Adding a measure as a filter means you only want to include Purepaths, user actions, or visits (depending on your BT type) in the "bucket" of data you are collecting. Calculate results measures are the measures you would like to see included in the "results" of your BT. So for instance if you were interested in the execution time of a certain web service call for /home web requests, you can include a measure that filters on /home requests and add a calculate results measure for the web service call time and it will aggregate the service call time across all requests that meet your filter.
If you're at all familiar with SQL calls you can think of the filter as the "where" and the calculate as the "select". The Splitting measures likewise can be thought of as the "group by" in such a query.
Does that help?
While our Dynatrace documentation has more in depth information on this particular subject (business transactions) i can give you a some input to this question.
So a business transaction is basically a collection of purepaths that meet a certain criteria and also display certain criteria. So the Results table allows you to pick what exact measure you want to have in your business transaction, so lets say you'd like to see the DB time metric as a result of your Business transaction. that means the results (purepaths) that match this Business transaction will also have that added DB time metric (along with response time).
The Filter is just as the name implies a mechanism to eliminate a bunch of purepaths that do not fit what your looking for. So a filter for example could be the invocation of certain method. Using our previous example, we would then eliminate all purepaths (with db time as result) that do not meet our filter which is the invocation of that method.

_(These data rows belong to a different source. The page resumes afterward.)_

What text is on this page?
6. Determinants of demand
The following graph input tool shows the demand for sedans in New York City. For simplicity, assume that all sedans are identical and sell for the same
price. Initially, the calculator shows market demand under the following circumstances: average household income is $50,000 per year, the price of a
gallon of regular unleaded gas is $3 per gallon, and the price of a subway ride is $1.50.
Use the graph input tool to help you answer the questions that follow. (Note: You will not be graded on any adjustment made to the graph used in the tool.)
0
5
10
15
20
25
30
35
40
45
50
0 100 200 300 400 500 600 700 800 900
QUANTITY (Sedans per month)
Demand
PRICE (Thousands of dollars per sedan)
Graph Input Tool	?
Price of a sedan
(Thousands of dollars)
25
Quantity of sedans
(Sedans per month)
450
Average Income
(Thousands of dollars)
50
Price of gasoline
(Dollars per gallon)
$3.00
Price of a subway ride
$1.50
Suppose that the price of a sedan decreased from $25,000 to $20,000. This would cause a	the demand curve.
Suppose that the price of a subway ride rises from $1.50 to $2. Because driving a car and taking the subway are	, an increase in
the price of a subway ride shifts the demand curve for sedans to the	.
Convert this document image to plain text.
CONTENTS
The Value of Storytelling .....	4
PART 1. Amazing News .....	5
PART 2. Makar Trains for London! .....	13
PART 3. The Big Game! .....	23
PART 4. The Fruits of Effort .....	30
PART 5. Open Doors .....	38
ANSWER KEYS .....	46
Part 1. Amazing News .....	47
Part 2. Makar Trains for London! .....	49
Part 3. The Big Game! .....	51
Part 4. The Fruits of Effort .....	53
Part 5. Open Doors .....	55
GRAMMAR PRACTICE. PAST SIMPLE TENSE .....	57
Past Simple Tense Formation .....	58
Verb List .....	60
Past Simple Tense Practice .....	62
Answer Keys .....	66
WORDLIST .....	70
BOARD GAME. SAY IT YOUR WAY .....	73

The third result, which you may be familiar with is the split, which is taking the purepaths that have your result and match your filter and simply organizing them by some relevent metric, such as user name, browser etc.
In short the results are the specific measurements you wish to know from the purepaths, the Filter is what eliminates the purepaths you dont want, and the split is the logical way to organize your output from your business transaction. Hope this helps.
For sake of rudimentary example, let's say Dynatrace AppMon is capturing red, blue, and yellow transactions and you want to know a few things about the red transactions. What you do is make a Business Transaction and set it's filter to only capture red transactions. Now that you're only considering the red transactions you need to define those few things you wanted to know about those red transactions; this is done by using the Calculate Results section.
In terms of Splitting this may or may not be of interest to you depending on your use case but it is able to separate your red transactions into categories based on the split measure you choose. So for example the default split is applications. So it (in this rudimentary example) separates all your red transactions into separate buckets where each bucket represents a separate application.